С позиции изложенных воззрений Зеньковский конструирует концепцию историко-культурного процесса и соотношение культур Запада и Востока. При рассмотрении его философии культуры бросаются в глаза присущие ей черты эсхатологизма. Формирование новой европейской культуры (в значительной мере секулярной), начавшееся в ходе революции XVI—XVIII вв. и ломки многовекового феодального уклада, такими религиозными мыслителями, как Жозеф де Местр, воспринималось как верный признак гибели мира. Кризисная ситуация в европейской культуре в конце XIX — первой половине XX века также стала глубинной причиной возрождения эсхатологизма. Данная тенденция ярко проявилась у многих представителей русской религиозно-философской мысли, включая Д. Мережковского, С. Булгакова, Н. Бердяева, Л. Карсавина и, конечно, В. Зеньковского.

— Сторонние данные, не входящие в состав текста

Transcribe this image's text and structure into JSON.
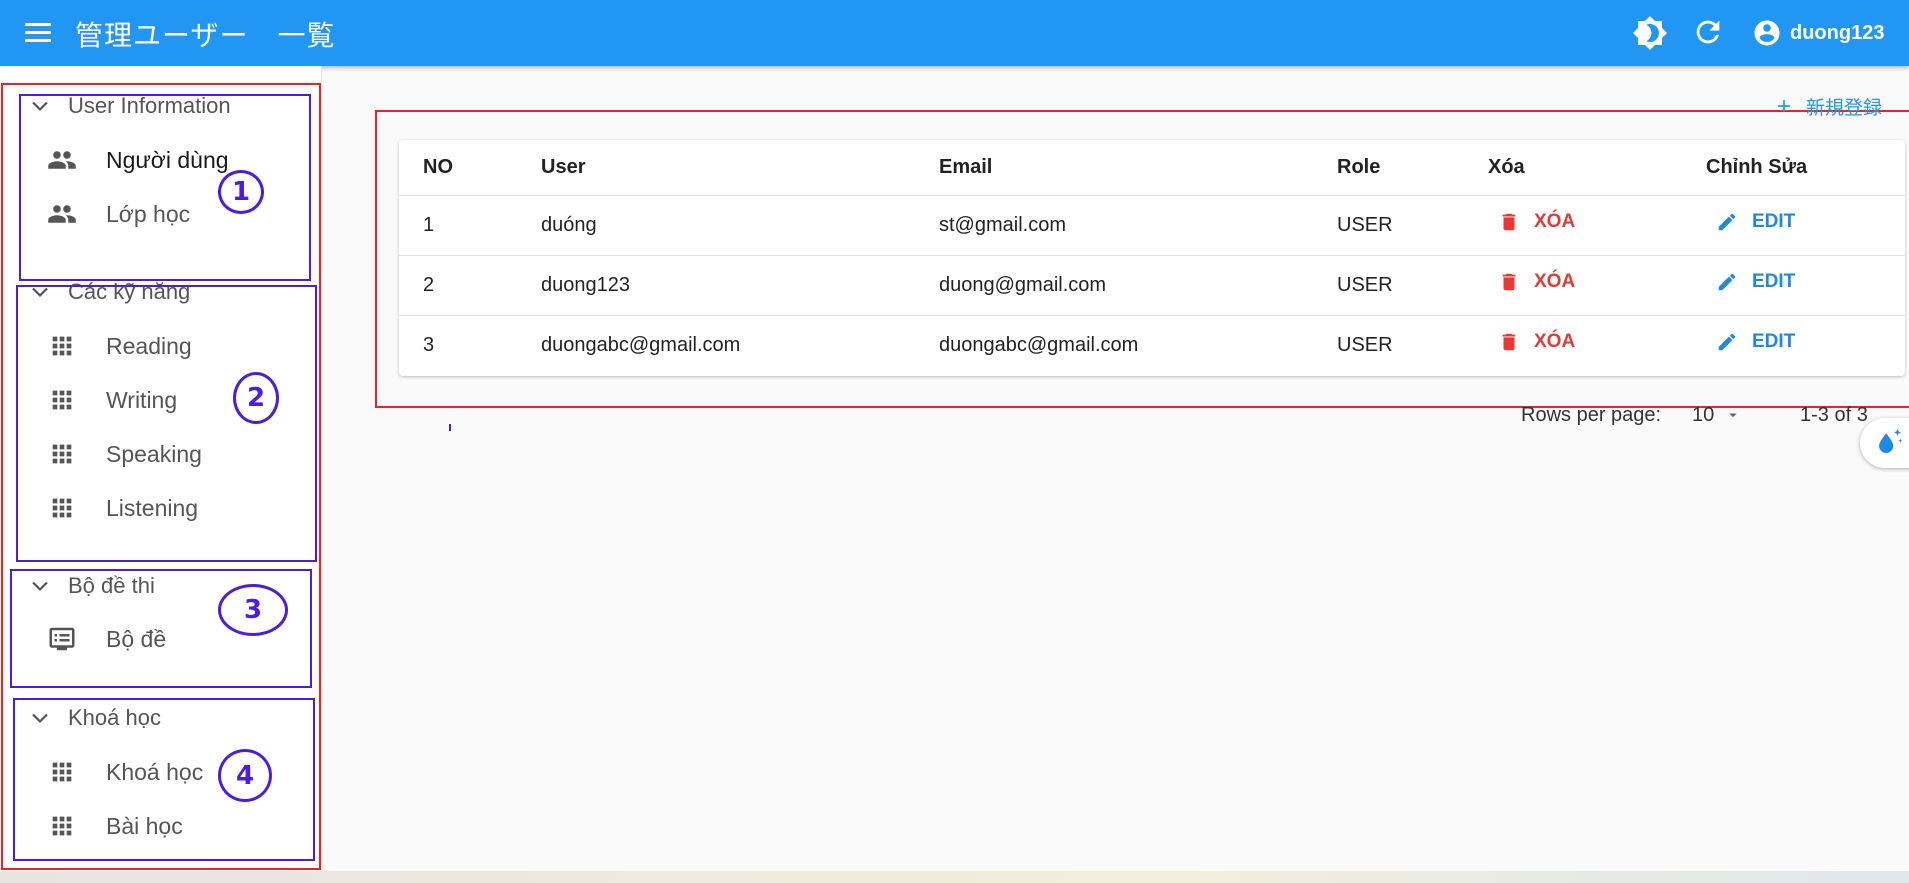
{
  "header": {
    "title": "管理ユーザー　一覧",
    "username": "duong123",
    "icons": [
      "menu-icon",
      "theme-toggle-icon",
      "refresh-icon",
      "account-circle-icon"
    ]
  },
  "sidebar": {
    "groups": [
      {
        "label": "User Information",
        "items": [
          {
            "label": "Người dùng",
            "icon": "people-icon"
          },
          {
            "label": "Lớp học",
            "icon": "people-icon"
          }
        ]
      },
      {
        "label": "Các kỹ năng",
        "items": [
          {
            "label": "Reading",
            "icon": "grid-icon"
          },
          {
            "label": "Writing",
            "icon": "grid-icon"
          },
          {
            "label": "Speaking",
            "icon": "grid-icon"
          },
          {
            "label": "Listening",
            "icon": "grid-icon"
          }
        ]
      },
      {
        "label": "Bộ đề thi",
        "items": [
          {
            "label": "Bộ đề",
            "icon": "list-icon"
          }
        ]
      },
      {
        "label": "Khoá học",
        "items": [
          {
            "label": "Khoá học",
            "icon": "grid-icon"
          },
          {
            "label": "Bài học",
            "icon": "grid-icon"
          }
        ]
      }
    ]
  },
  "annotations": [
    "1",
    "2",
    "3",
    "4"
  ],
  "main": {
    "add_label": "新規登録",
    "table": {
      "headers": [
        "NO",
        "User",
        "Email",
        "Role",
        "Xóa",
        "Chỉnh Sửa"
      ],
      "rows": [
        {
          "no": "1",
          "user": "duóng",
          "email": "st@gmail.com",
          "role": "USER",
          "delete": "XÓA",
          "edit": "EDIT"
        },
        {
          "no": "2",
          "user": "duong123",
          "email": "duong@gmail.com",
          "role": "USER",
          "delete": "XÓA",
          "edit": "EDIT"
        },
        {
          "no": "3",
          "user": "duongabc@gmail.com",
          "email": "duongabc@gmail.com",
          "role": "USER",
          "delete": "XÓA",
          "edit": "EDIT"
        }
      ]
    },
    "pagination": {
      "rows_per_page_label": "Rows per page:",
      "rows_per_page": "10",
      "range": "1-3 of 3"
    }
  },
  "colors": {
    "appbar": "#2196f3",
    "delete": "#e53935",
    "edit": "#1e88e5",
    "annotation_red": "#ee2222",
    "annotation_blue": "#4a1de0"
  }
}
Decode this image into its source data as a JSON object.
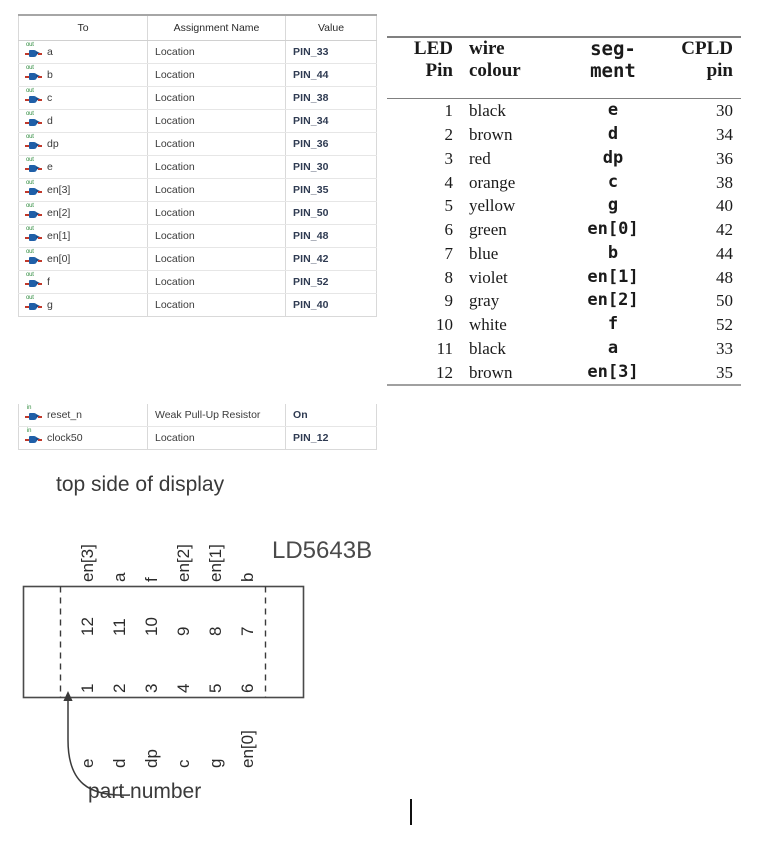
{
  "assignment_table": {
    "columns": [
      "To",
      "Assignment Name",
      "Value"
    ],
    "rows": [
      {
        "icon": "output-port-icon",
        "dir": "out",
        "to": "a",
        "name": "Location",
        "value": "PIN_33"
      },
      {
        "icon": "output-port-icon",
        "dir": "out",
        "to": "b",
        "name": "Location",
        "value": "PIN_44"
      },
      {
        "icon": "output-port-icon",
        "dir": "out",
        "to": "c",
        "name": "Location",
        "value": "PIN_38"
      },
      {
        "icon": "output-port-icon",
        "dir": "out",
        "to": "d",
        "name": "Location",
        "value": "PIN_34"
      },
      {
        "icon": "output-port-icon",
        "dir": "out",
        "to": "dp",
        "name": "Location",
        "value": "PIN_36"
      },
      {
        "icon": "output-port-icon",
        "dir": "out",
        "to": "e",
        "name": "Location",
        "value": "PIN_30"
      },
      {
        "icon": "output-port-icon",
        "dir": "out",
        "to": "en[3]",
        "name": "Location",
        "value": "PIN_35"
      },
      {
        "icon": "output-port-icon",
        "dir": "out",
        "to": "en[2]",
        "name": "Location",
        "value": "PIN_50"
      },
      {
        "icon": "output-port-icon",
        "dir": "out",
        "to": "en[1]",
        "name": "Location",
        "value": "PIN_48"
      },
      {
        "icon": "output-port-icon",
        "dir": "out",
        "to": "en[0]",
        "name": "Location",
        "value": "PIN_42"
      },
      {
        "icon": "output-port-icon",
        "dir": "out",
        "to": "f",
        "name": "Location",
        "value": "PIN_52"
      },
      {
        "icon": "output-port-icon",
        "dir": "out",
        "to": "g",
        "name": "Location",
        "value": "PIN_40"
      }
    ]
  },
  "input_table": {
    "rows": [
      {
        "icon": "input-port-icon",
        "dir": "in",
        "to": "reset_n",
        "name": "Weak Pull-Up Resistor",
        "value": "On"
      },
      {
        "icon": "input-port-icon",
        "dir": "in",
        "to": "clock50",
        "name": "Location",
        "value": "PIN_12"
      }
    ]
  },
  "wiring_table": {
    "headers": {
      "led_pin_l1": "LED",
      "led_pin_l2": "Pin",
      "wire_l1": "wire",
      "wire_l2": "colour",
      "seg_l1": "seg-",
      "seg_l2": "ment",
      "cpld_l1": "CPLD",
      "cpld_l2": "pin"
    },
    "rows": [
      {
        "led_pin": "1",
        "wire_colour": "black",
        "segment": "e",
        "cpld_pin": "30"
      },
      {
        "led_pin": "2",
        "wire_colour": "brown",
        "segment": "d",
        "cpld_pin": "34"
      },
      {
        "led_pin": "3",
        "wire_colour": "red",
        "segment": "dp",
        "cpld_pin": "36"
      },
      {
        "led_pin": "4",
        "wire_colour": "orange",
        "segment": "c",
        "cpld_pin": "38"
      },
      {
        "led_pin": "5",
        "wire_colour": "yellow",
        "segment": "g",
        "cpld_pin": "40"
      },
      {
        "led_pin": "6",
        "wire_colour": "green",
        "segment": "en[0]",
        "cpld_pin": "42"
      },
      {
        "led_pin": "7",
        "wire_colour": "blue",
        "segment": "b",
        "cpld_pin": "44"
      },
      {
        "led_pin": "8",
        "wire_colour": "violet",
        "segment": "en[1]",
        "cpld_pin": "48"
      },
      {
        "led_pin": "9",
        "wire_colour": "gray",
        "segment": "en[2]",
        "cpld_pin": "50"
      },
      {
        "led_pin": "10",
        "wire_colour": "white",
        "segment": "f",
        "cpld_pin": "52"
      },
      {
        "led_pin": "11",
        "wire_colour": "black",
        "segment": "a",
        "cpld_pin": "33"
      },
      {
        "led_pin": "12",
        "wire_colour": "brown",
        "segment": "en[3]",
        "cpld_pin": "35"
      }
    ]
  },
  "diagram": {
    "caption": "top side of display",
    "part_number_text": "LD5643B",
    "annotation": "part number",
    "top_pins": [
      {
        "num": "12",
        "signal": "en[3]"
      },
      {
        "num": "11",
        "signal": "a"
      },
      {
        "num": "10",
        "signal": "f"
      },
      {
        "num": "9",
        "signal": "en[2]"
      },
      {
        "num": "8",
        "signal": "en[1]"
      },
      {
        "num": "7",
        "signal": "b"
      }
    ],
    "bottom_pins": [
      {
        "num": "1",
        "signal": "e"
      },
      {
        "num": "2",
        "signal": "d"
      },
      {
        "num": "3",
        "signal": "dp"
      },
      {
        "num": "4",
        "signal": "c"
      },
      {
        "num": "5",
        "signal": "g"
      },
      {
        "num": "6",
        "signal": "en[0]"
      }
    ]
  },
  "colors": {
    "port_icon_body": "#1f5fa8",
    "port_icon_label": "#2e8b3d",
    "port_icon_wire": "#c0392b",
    "table_rule": "#808080",
    "grid_line": "#d9d9d9"
  }
}
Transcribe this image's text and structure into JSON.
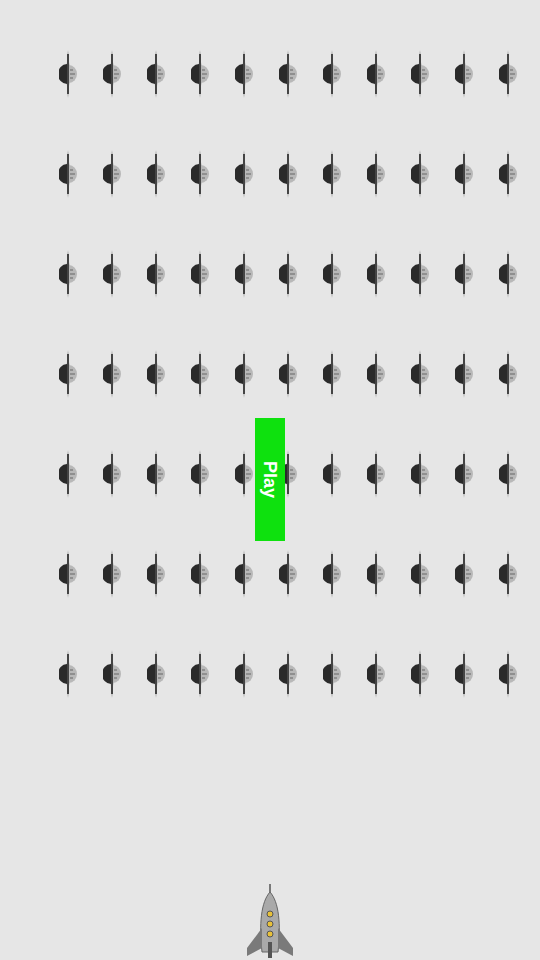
{
  "play_button": {
    "label": "Play"
  },
  "invaders": {
    "rows": [
      {
        "aliens": [
          {
            "alive": true
          },
          {
            "alive": true
          },
          {
            "alive": true
          },
          {
            "alive": true
          },
          {
            "alive": true
          },
          {
            "alive": true
          },
          {
            "alive": true
          },
          {
            "alive": true
          },
          {
            "alive": true
          },
          {
            "alive": true
          },
          {
            "alive": true
          }
        ]
      },
      {
        "aliens": [
          {
            "alive": true
          },
          {
            "alive": true
          },
          {
            "alive": true
          },
          {
            "alive": true
          },
          {
            "alive": true
          },
          {
            "alive": true
          },
          {
            "alive": true
          },
          {
            "alive": true
          },
          {
            "alive": true
          },
          {
            "alive": true
          },
          {
            "alive": true
          }
        ]
      },
      {
        "aliens": [
          {
            "alive": true
          },
          {
            "alive": true
          },
          {
            "alive": true
          },
          {
            "alive": true
          },
          {
            "alive": true
          },
          {
            "alive": true
          },
          {
            "alive": true
          },
          {
            "alive": true
          },
          {
            "alive": true
          },
          {
            "alive": true
          },
          {
            "alive": true
          }
        ]
      },
      {
        "aliens": [
          {
            "alive": true
          },
          {
            "alive": true
          },
          {
            "alive": true
          },
          {
            "alive": true
          },
          {
            "alive": true
          },
          {
            "alive": true
          },
          {
            "alive": true
          },
          {
            "alive": true
          },
          {
            "alive": true
          },
          {
            "alive": true
          },
          {
            "alive": true
          }
        ]
      },
      {
        "aliens": [
          {
            "alive": true
          },
          {
            "alive": true
          },
          {
            "alive": true
          },
          {
            "alive": true
          },
          {
            "alive": true
          },
          {
            "alive": true
          },
          {
            "alive": true
          },
          {
            "alive": true
          },
          {
            "alive": true
          },
          {
            "alive": true
          },
          {
            "alive": true
          }
        ]
      },
      {
        "aliens": [
          {
            "alive": true
          },
          {
            "alive": true
          },
          {
            "alive": true
          },
          {
            "alive": true
          },
          {
            "alive": true
          },
          {
            "alive": true
          },
          {
            "alive": true
          },
          {
            "alive": true
          },
          {
            "alive": true
          },
          {
            "alive": true
          },
          {
            "alive": true
          }
        ]
      },
      {
        "aliens": [
          {
            "alive": true
          },
          {
            "alive": true
          },
          {
            "alive": true
          },
          {
            "alive": true
          },
          {
            "alive": true
          },
          {
            "alive": true
          },
          {
            "alive": true
          },
          {
            "alive": true
          },
          {
            "alive": true
          },
          {
            "alive": true
          },
          {
            "alive": true
          }
        ]
      }
    ]
  }
}
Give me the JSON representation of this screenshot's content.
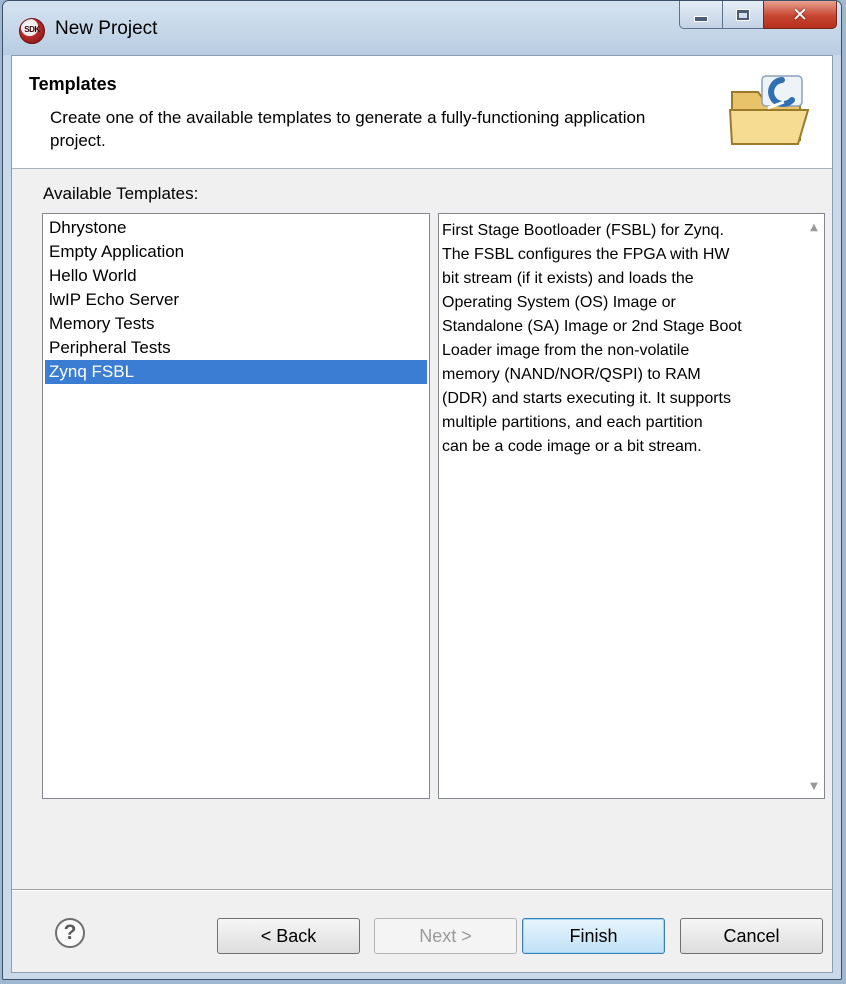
{
  "window": {
    "title": "New Project",
    "app_icon_text": "SDK"
  },
  "header": {
    "title": "Templates",
    "description": "Create one of the available templates to generate a fully-functioning application project."
  },
  "templates": {
    "label": "Available Templates:",
    "items": [
      {
        "label": "Dhrystone",
        "selected": false
      },
      {
        "label": "Empty Application",
        "selected": false
      },
      {
        "label": "Hello World",
        "selected": false
      },
      {
        "label": "lwIP Echo Server",
        "selected": false
      },
      {
        "label": "Memory Tests",
        "selected": false
      },
      {
        "label": "Peripheral Tests",
        "selected": false
      },
      {
        "label": "Zynq FSBL",
        "selected": true
      }
    ],
    "description": "First Stage Bootloader (FSBL) for Zynq.\nThe FSBL configures the FPGA with HW\nbit stream (if it exists)  and loads the\nOperating System (OS) Image or\nStandalone (SA) Image or 2nd Stage Boot\nLoader image from the  non-volatile\nmemory (NAND/NOR/QSPI) to RAM\n(DDR) and starts executing it.  It supports\nmultiple partitions,  and each partition\ncan be a code image or a bit stream."
  },
  "buttons": {
    "back": "< Back",
    "next": "Next >",
    "finish": "Finish",
    "cancel": "Cancel",
    "help_glyph": "?"
  },
  "colors": {
    "selection": "#3b7dd3",
    "close_button": "#c74631"
  }
}
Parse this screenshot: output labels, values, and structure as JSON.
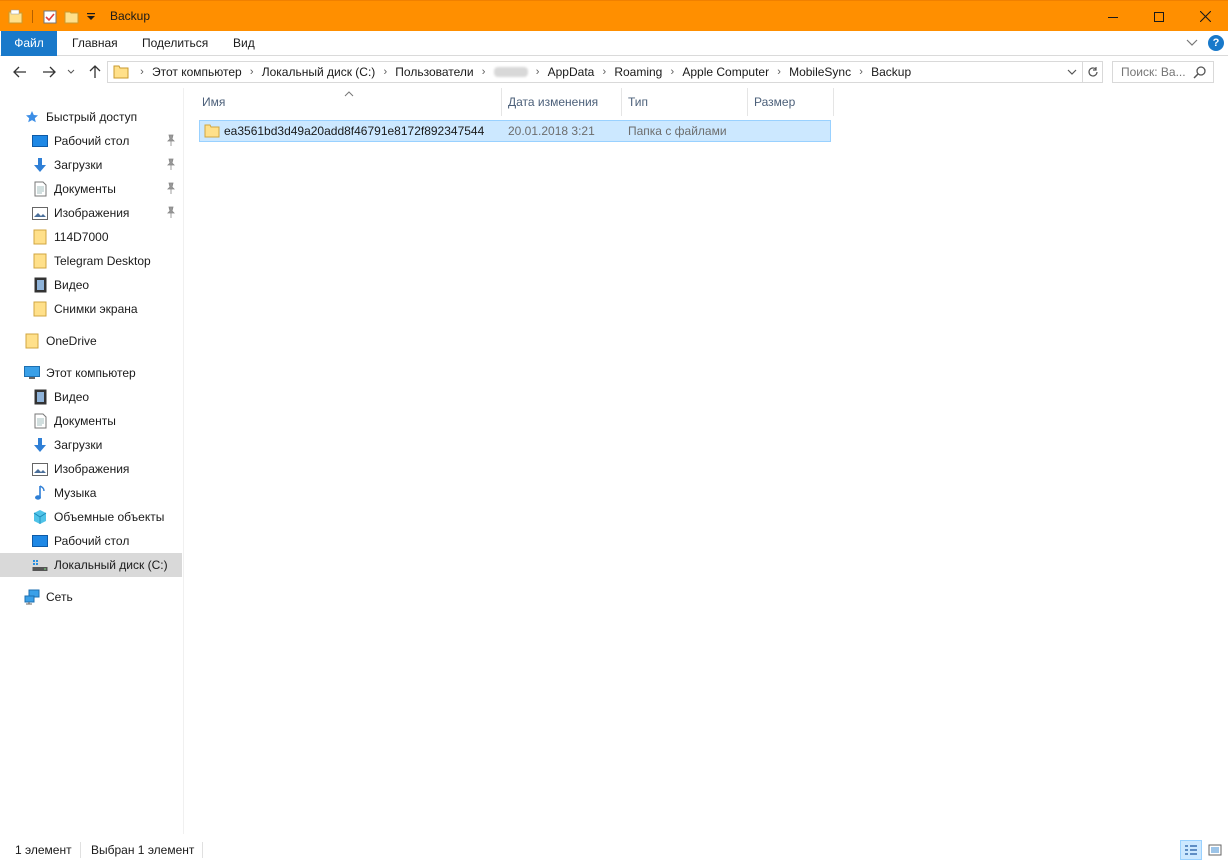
{
  "window": {
    "title": "Backup",
    "accent_color": "#ff8f00"
  },
  "ribbon": {
    "tabs": [
      {
        "label": "Файл"
      },
      {
        "label": "Главная"
      },
      {
        "label": "Поделиться"
      },
      {
        "label": "Вид"
      }
    ],
    "file_tab_color": "#1979ca"
  },
  "address": {
    "crumbs": [
      "Этот компьютер",
      "Локальный диск (C:)",
      "Пользователи",
      "AppData",
      "Roaming",
      "Apple Computer",
      "MobileSync",
      "Backup"
    ],
    "search_placeholder": "Поиск: Ва..."
  },
  "navigation": {
    "quick_access": {
      "label": "Быстрый доступ",
      "items": [
        {
          "label": "Рабочий стол",
          "icon": "desktop-icon",
          "pinned": true
        },
        {
          "label": "Загрузки",
          "icon": "downloads-icon",
          "pinned": true
        },
        {
          "label": "Документы",
          "icon": "documents-icon",
          "pinned": true
        },
        {
          "label": "Изображения",
          "icon": "pictures-icon",
          "pinned": true
        },
        {
          "label": "114D7000",
          "icon": "folder-icon",
          "pinned": false
        },
        {
          "label": "Telegram Desktop",
          "icon": "folder-icon",
          "pinned": false
        },
        {
          "label": "Видео",
          "icon": "video-icon",
          "pinned": false
        },
        {
          "label": "Снимки экрана",
          "icon": "folder-icon",
          "pinned": false
        }
      ]
    },
    "onedrive": {
      "label": "OneDrive"
    },
    "this_pc": {
      "label": "Этот компьютер",
      "items": [
        {
          "label": "Видео",
          "icon": "video-icon"
        },
        {
          "label": "Документы",
          "icon": "documents-icon"
        },
        {
          "label": "Загрузки",
          "icon": "downloads-icon"
        },
        {
          "label": "Изображения",
          "icon": "pictures-icon"
        },
        {
          "label": "Музыка",
          "icon": "music-icon"
        },
        {
          "label": "Объемные объекты",
          "icon": "3d-objects-icon"
        },
        {
          "label": "Рабочий стол",
          "icon": "desktop-icon"
        },
        {
          "label": "Локальный диск (C:)",
          "icon": "drive-icon",
          "selected": true
        }
      ]
    },
    "network": {
      "label": "Сеть"
    }
  },
  "file_list": {
    "columns": [
      "Имя",
      "Дата изменения",
      "Тип",
      "Размер"
    ],
    "rows": [
      {
        "name": "ea3561bd3d49a20add8f46791e8172f892347544",
        "date": "20.01.2018 3:21",
        "type": "Папка с файлами",
        "size": ""
      }
    ]
  },
  "status": {
    "count": "1 элемент",
    "selected": "Выбран 1 элемент"
  }
}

Болезнь современной культуры связывается у Зеньковского с двумя прошедшими мировыми войнами и установлением в Европе тоталитарных режимов. Будучи безрелигиозной и внецерковной, она при всем богатстве ее внешних проявлений растеряла свое единство и отсюда ощущение человеком утраты своей уверенности в настоящем и будущем.

Истоки секулярной культуры, по Зеньковскому, восходят к IV веку, когда в Европе церковь, начав борьбу с государством за политическую власть, тем самым обрекла христианские ценности на обмирщение. Произошел процесс огосударствления церкви. Причину возникновения «нейтральной» (по отношению к религиозным ценностям) культуры он видит также в одностороннем восприятии античного наследия христианством, в результате чего развитие последнего уклонилось от истинного пути.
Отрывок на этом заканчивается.